01:11:47.540 And like, you know, if you've got people that are willing to do that, or to be, you know, feds themselves, then the masked man is a perpetually surveilled man, it doesn't matter what his predilections, tastes or sexuality may be, he's just going to be the kind of man that, you know, has his things, he reads his paper, he watches his favorite YouTubers, but at the end of the day, there is someone out there trying to affect his decision making skills.
01:12:10.840 And then finally, let's see, sign over the X for five Canadian. Thank you very much, sir.
01:12:19.600 Oren, would you be interested in making a video about each of Pareto's residue classes?
01:12:24.820 Yeah, that's a good question. One of the things that I've been doing, and I don't know if people have noticed, but, you know, originally, when I first started the channel, a lot of the stuff did not have explanations or didn't have more concise explanations.

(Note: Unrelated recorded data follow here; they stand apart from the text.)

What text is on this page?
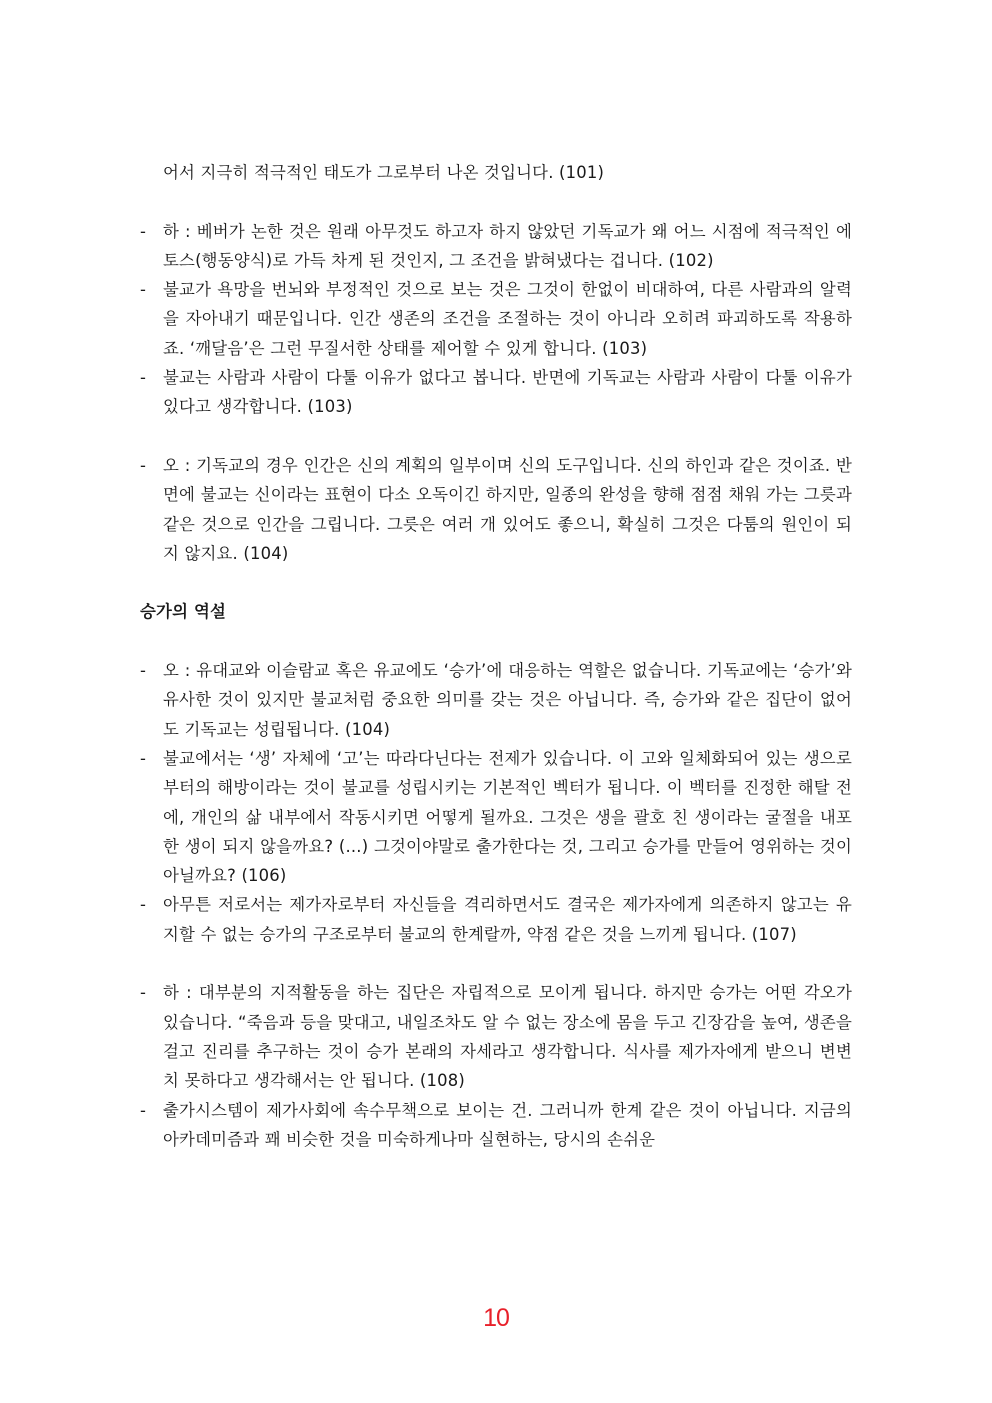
어서 지극히 적극적인 태도가 그로부터 나온 것입니다. (101)

- 하 : 베버가 논한 것은 원래 아무것도 하고자 하지 않았던 기독교가 왜 어느 시점에 적극적인 에토스(행동양식)로 가득 차게 된 것인지, 그 조건을 밝혀냈다는 겁니다. (102)

- 불교가 욕망을 번뇌와 부정적인 것으로 보는 것은 그것이 한없이 비대하여, 다른 사람과의 알력을 자아내기 때문입니다. 인간 생존의 조건을 조절하는 것이 아니라 오히려 파괴하도록 작용하죠. ‘깨달음’은 그런 무질서한 상태를 제어할 수 있게 합니다. (103)

- 불교는 사람과 사람이 다툴 이유가 없다고 봅니다. 반면에 기독교는 사람과 사람이 다툴 이유가 있다고 생각합니다. (103)

- 오 : 기독교의 경우 인간은 신의 계획의 일부이며 신의 도구입니다. 신의 하인과 같은 것이죠. 반면에 불교는 신이라는 표현이 다소 오독이긴 하지만, 일종의 완성을 향해 점점 채워 가는 그릇과 같은 것으로 인간을 그립니다. 그릇은 여러 개 있어도 좋으니, 확실히 그것은 다툼의 원인이 되지 않지요. (104)

승가의 역설

- 오 : 유대교와 이슬람교 혹은 유교에도 ‘승가’에 대응하는 역할은 없습니다. 기독교에는 ‘승가’와 유사한 것이 있지만 불교처럼 중요한 의미를 갖는 것은 아닙니다. 즉, 승가와 같은 집단이 없어도 기독교는 성립됩니다. (104)

- 불교에서는 ‘생’ 자체에 ‘고’는 따라다닌다는 전제가 있습니다. 이 고와 일체화되어 있는 생으로부터의 해방이라는 것이 불교를 성립시키는 기본적인 벡터가 됩니다. 이 벡터를 진정한 해탈 전에, 개인의 삶 내부에서 작동시키면 어떻게 될까요. 그것은 생을 괄호 친 생이라는 굴절을 내포한 생이 되지 않을까요? (...) 그것이야말로 출가한다는 것, 그리고 승가를 만들어 영위하는 것이 아닐까요? (106)

- 아무튼 저로서는 제가자로부터 자신들을 격리하면서도 결국은 제가자에게 의존하지 않고는 유지할 수 없는 승가의 구조로부터 불교의 한계랄까, 약점 같은 것을 느끼게 됩니다. (107)

- 하 : 대부분의 지적활동을 하는 집단은 자립적으로 모이게 됩니다. 하지만 승가는 어떤 각오가 있습니다. “죽음과 등을 맞대고, 내일조차도 알 수 없는 장소에 몸을 두고 긴장감을 높여, 생존을 걸고 진리를 추구하는 것이 승가 본래의 자세라고 생각합니다. 식사를 제가자에게 받으니 변변치 못하다고 생각해서는 안 됩니다. (108)

- 출가시스템이 제가사회에 속수무책으로 보이는 건. 그러니까 한계 같은 것이 아닙니다. 지금의 아카데미즘과 꽤 비슷한 것을 미숙하게나마 실현하는, 당시의 손쉬운

10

01:12:38.000 And so I went through and I kind of gave broad overviews of thinkers, guys like Nick Land, like Curtis Yarvin, like Pareto or Mosk or these kind of people.
01:12:48.760 But now that I've got more time, you know, I can I do this full time, I'm not just trying to like sneak a video in every week under the gun, I can take some more time and go back to these thinkers and do them in more detail.
01:13:01.060 That's why we're going through people like Nick Land in far more detail than we're able to do before.
01:13:07.100 And so Pareto is certainly one I want to get to. The interesting about Pareto, of course, he has this entire vast sociological system.
01:13:14.080 Society in the Mind is four volumes. You know, you can get the compendium, which is easier.
01:13:19.480 That's got most of the critical things you'll need for the political stuff.
01:13:22.740 But his his true kind of work on sociology is is massive.
01:13:27.760 So it's hard to know where to to kind of start there. But the the residues is probably a good place.
01:13:33.140 So I might not get into every aspect of every residue.
01:13:36.820 And I have focused really on only the first two due to their kind of political implications.
01:13:41.280 But yeah, it is likely that at some point I will be able to find the time to get in there and kind of break down the the ones that are less relevant immediately to our political situation, but are still very important to understand is sociology.
01:13:54.120 So it is a good idea. It's something probably not in the near future, but but I will get to there eventually.
01:14:00.940 All right, guys, well, we're going to go ahead and wrap this up.
01:14:03.840 Of course, I want to thank the Prudentialist for coming by and excellent co-host as always.
01:14:08.500 And I think we've got all our super chats. Just want to make sure.